Из Гурзуфа на имя Макса пошли письма.
Гурзуф, 6 апреля 1911 г[9]
Я смотрю на море, — издалека и вблизи, опускаю в него руки, — но все оно не мое, я не его. Раствориться и слиться нельзя. Сделаться волной?
Но буду ли я любить его тогда?
Оставаться человеком (или «получеловеком», все равно!) — вечно тосковать, вечно стоять на рубеже.
Должно, должно же существовать более тесное ineinander[10]. Но я его не знаю!
Цветет абрикосовое дерево, море синее, со мной книги… <…>
Наша дача, — «моя» звучит слишком самоуверенно, — над самым морем, к к<оторо>му ведет бесчисленное множество лестниц без перил и почти без ступенек. Высота головокружительная. Приходится все время подбадривать себя строчкой из Бальмонта, заменяя слово «солнце» словом «море»:
— «Я видела море, сказала она,
Что дальше — не все ли равно?!»
Восемнадцатого апреля корреспондентка Волошина продолжает рисовать картину своего Гурзуфа:
Каждая книга — кража у собственной жизни. Чем больше читаешь, тем меньше умеешь и хочешь жить сам.

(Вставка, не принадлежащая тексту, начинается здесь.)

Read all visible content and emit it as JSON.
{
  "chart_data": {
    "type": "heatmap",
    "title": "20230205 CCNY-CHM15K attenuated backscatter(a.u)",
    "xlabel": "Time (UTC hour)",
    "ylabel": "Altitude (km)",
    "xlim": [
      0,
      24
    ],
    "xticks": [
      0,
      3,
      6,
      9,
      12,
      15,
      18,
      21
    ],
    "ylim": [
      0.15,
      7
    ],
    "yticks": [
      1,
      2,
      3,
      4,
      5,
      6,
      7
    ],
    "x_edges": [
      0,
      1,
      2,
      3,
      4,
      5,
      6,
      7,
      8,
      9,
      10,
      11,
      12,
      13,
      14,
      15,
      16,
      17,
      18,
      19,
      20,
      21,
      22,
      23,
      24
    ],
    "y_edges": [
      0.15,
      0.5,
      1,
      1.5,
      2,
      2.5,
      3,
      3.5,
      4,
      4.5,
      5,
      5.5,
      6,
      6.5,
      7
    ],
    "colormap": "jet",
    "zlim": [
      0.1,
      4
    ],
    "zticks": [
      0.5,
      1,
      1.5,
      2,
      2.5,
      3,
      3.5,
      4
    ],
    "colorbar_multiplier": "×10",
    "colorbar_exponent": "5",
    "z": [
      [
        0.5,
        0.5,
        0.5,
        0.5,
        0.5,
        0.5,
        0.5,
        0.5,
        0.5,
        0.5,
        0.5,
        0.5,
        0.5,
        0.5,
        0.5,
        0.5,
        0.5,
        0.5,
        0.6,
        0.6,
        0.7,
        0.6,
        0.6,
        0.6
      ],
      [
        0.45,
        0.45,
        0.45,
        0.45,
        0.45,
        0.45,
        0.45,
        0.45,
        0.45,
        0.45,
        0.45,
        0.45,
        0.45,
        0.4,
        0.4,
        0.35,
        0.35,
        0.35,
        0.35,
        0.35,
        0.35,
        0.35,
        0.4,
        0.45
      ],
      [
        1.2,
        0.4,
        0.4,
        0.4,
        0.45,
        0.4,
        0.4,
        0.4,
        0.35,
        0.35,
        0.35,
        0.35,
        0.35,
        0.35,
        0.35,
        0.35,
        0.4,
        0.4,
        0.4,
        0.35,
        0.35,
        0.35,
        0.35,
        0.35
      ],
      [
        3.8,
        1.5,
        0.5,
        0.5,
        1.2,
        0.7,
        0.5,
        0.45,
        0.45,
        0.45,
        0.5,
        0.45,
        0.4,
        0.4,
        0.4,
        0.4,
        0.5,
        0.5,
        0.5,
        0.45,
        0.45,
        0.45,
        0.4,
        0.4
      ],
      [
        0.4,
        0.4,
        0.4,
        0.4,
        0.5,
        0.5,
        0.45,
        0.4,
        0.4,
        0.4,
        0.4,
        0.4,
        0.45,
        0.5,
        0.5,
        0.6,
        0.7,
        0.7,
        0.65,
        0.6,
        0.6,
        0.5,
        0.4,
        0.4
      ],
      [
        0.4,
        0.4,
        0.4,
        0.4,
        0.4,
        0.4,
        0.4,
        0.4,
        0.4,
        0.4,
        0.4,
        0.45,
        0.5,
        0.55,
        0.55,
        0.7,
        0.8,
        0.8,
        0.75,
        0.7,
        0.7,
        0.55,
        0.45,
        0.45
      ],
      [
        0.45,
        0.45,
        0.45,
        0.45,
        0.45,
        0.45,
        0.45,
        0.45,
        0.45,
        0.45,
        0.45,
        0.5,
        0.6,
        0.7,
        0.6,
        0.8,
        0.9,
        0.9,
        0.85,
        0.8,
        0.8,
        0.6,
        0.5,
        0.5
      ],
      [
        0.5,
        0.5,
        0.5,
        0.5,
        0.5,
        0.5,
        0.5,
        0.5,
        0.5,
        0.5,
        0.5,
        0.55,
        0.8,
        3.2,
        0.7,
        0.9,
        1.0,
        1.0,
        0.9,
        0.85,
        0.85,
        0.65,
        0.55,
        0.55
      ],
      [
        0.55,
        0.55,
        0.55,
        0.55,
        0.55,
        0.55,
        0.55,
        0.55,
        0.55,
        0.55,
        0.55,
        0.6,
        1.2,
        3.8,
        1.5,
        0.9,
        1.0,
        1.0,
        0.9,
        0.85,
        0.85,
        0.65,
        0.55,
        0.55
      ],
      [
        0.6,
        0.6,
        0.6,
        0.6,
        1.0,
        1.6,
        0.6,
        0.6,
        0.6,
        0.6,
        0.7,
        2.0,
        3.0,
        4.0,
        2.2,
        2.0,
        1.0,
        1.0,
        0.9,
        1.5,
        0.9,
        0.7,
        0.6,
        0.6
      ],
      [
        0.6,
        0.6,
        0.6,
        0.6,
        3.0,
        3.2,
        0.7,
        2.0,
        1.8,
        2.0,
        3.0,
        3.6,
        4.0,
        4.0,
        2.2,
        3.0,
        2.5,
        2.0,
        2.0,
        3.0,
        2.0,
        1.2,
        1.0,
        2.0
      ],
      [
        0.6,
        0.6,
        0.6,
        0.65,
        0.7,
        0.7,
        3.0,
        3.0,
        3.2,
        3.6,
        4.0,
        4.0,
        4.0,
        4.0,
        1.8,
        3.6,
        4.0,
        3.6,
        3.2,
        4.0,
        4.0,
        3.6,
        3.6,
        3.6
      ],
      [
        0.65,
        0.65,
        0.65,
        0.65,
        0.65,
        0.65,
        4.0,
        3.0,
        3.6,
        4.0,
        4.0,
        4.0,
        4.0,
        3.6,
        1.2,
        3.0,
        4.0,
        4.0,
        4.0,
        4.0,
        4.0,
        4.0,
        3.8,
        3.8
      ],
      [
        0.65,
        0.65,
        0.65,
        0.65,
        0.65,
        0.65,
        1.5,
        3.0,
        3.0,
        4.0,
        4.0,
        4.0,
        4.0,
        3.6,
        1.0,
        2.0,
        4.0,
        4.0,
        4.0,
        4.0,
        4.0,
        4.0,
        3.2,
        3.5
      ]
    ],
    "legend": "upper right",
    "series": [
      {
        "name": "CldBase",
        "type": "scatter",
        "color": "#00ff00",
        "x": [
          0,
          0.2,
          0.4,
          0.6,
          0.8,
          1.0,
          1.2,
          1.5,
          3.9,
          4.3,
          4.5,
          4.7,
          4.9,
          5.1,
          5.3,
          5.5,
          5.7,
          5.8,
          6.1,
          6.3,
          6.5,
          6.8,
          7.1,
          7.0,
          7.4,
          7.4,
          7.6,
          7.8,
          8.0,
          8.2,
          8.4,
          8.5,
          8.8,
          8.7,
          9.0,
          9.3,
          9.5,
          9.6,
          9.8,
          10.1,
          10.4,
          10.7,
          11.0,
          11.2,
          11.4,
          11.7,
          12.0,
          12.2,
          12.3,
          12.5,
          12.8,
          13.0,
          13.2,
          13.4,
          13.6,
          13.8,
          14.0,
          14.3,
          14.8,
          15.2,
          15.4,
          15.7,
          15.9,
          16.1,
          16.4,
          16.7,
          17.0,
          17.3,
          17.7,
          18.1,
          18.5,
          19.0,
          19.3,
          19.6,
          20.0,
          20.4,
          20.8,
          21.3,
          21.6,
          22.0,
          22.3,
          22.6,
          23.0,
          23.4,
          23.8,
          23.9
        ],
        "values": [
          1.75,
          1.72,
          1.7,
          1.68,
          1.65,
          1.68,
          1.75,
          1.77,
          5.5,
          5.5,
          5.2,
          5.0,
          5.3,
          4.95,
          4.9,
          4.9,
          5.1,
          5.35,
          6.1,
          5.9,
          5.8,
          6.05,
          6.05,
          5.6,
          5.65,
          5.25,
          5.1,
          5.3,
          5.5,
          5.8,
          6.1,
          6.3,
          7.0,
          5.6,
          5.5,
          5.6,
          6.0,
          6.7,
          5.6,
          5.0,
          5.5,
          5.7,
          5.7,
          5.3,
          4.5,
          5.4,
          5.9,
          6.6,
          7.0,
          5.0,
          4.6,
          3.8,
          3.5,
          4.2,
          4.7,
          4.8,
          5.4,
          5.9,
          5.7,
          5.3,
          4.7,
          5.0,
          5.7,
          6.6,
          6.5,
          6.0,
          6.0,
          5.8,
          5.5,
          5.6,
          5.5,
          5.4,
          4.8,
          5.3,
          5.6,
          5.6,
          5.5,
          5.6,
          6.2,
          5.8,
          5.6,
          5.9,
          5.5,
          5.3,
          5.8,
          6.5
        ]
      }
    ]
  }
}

Ведь это ужасно! Книги — гибель. Многочитающий не может бьггь счастлив. Ведь счастье всегда бессознательно, счастье только бессознательность.<…>
Виноваты книги и еще мое глубокое недоверие к настоящей, реальной жизни. Книга и жизнь, стихотворение и то, что его вызвало, — какие несоизмеримые величины! И я т<а>к заражена этим недоверием, что вижу — начинаю видеть — одну материальную, естественную сторону всего. Ведь это прямая дорога к скептицизму, ненавистному мне, моему врагу. <…> Блажен, кто забывается!
Я забываюсь только одна, только в книге, над книгой!
Но как только человек начинает мне говорить о самозабвении, я чувствую к нему такое глубокое недоверие, я начинаю подозревать в нем такую гадость, что отшатываюсь от него в то же мгновение.